What is the relation between theta and r and p?
The major difference is how the negative binomial is written. Here the negative binomial is written as a Poisson mixture of gammas. See, e.g. here
for the derivation if you are unfamiliar with this notion.
Then write the mean of the gamma as $\mu$ and the variance of the gamma $\mu^2/\theta$. Recall the gamma mixes the Poisson rate parameter so that to get the marginal mean and variance of the Negative binomial, you need to integration out the gamma variations. To do this you can use conditional expectations, e.g.

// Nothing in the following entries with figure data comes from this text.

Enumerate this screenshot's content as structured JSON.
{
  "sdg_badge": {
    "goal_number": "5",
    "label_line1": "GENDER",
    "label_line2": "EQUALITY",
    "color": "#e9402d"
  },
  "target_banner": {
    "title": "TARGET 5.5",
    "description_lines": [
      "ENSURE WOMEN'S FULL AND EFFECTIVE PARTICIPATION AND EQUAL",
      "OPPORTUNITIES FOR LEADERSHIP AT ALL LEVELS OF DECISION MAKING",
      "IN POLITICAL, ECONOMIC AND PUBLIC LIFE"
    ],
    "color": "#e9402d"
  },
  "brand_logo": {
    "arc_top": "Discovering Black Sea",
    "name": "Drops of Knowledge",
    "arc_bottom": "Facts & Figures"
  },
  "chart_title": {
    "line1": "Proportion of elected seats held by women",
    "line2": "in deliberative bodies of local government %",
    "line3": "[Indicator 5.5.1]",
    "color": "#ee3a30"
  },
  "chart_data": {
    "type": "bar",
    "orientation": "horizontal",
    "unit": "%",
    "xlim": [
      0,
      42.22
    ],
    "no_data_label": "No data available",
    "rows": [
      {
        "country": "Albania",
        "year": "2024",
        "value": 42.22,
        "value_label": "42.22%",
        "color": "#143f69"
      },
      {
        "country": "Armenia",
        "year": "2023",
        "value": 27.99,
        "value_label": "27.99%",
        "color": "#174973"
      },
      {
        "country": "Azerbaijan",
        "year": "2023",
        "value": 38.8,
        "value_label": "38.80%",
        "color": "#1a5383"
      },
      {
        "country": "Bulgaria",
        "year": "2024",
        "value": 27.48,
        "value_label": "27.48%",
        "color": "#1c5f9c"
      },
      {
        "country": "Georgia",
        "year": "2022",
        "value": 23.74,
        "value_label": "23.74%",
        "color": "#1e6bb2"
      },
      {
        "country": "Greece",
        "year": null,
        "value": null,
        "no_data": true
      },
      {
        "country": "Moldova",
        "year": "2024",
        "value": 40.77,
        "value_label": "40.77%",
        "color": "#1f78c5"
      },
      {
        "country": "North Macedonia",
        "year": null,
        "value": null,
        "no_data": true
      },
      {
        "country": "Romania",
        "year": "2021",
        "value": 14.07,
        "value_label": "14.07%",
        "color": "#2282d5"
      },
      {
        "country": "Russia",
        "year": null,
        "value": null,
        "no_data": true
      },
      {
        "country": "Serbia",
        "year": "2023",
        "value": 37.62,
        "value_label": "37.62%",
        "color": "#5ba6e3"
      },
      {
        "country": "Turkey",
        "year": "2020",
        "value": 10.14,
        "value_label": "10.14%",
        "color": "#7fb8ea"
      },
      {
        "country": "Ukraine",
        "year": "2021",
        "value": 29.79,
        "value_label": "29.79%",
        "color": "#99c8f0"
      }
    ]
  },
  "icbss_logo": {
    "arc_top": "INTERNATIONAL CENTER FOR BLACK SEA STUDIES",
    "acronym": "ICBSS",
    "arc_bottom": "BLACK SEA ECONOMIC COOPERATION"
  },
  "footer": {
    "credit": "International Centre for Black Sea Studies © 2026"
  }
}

$\mathbb{E}(y_i) = \mathbb{E}(\mathbb{E}(y_i | \lambda))$
where the inner expection is the Poisson, e.g.
$\mathbb{E}(y_i) = \mathbb{E}(\lambda) = \mu$
now the variance:
$$\mathbb{V}ar(y_i) = \mathbb{V}ar(\mathbb{E}(y_i | \lambda)) + \mathbb{E}(\mathbb{V}ar(y_i | \lambda))$$
now putting in the gamma values for the inner expectations and variances you see:
$$\mathbb{V}ar(y_i) = \mathbb{V}ar(\lambda) + \mathbb{E}(\lambda)$$
and we may evaluate both the variance and the expectation on the right hand side as mean and variance of the gamma, to get:
$$\mathbb{V}ar(y_i) =\frac{\mu^2}{\theta} + \mu$$
this is the parameterization that these packages appear to be using.
If you want to map this parameterization to the more common negative binomial parameters, write:
$p = \frac{\mu}{\mu + \theta}$ and $r=\theta$.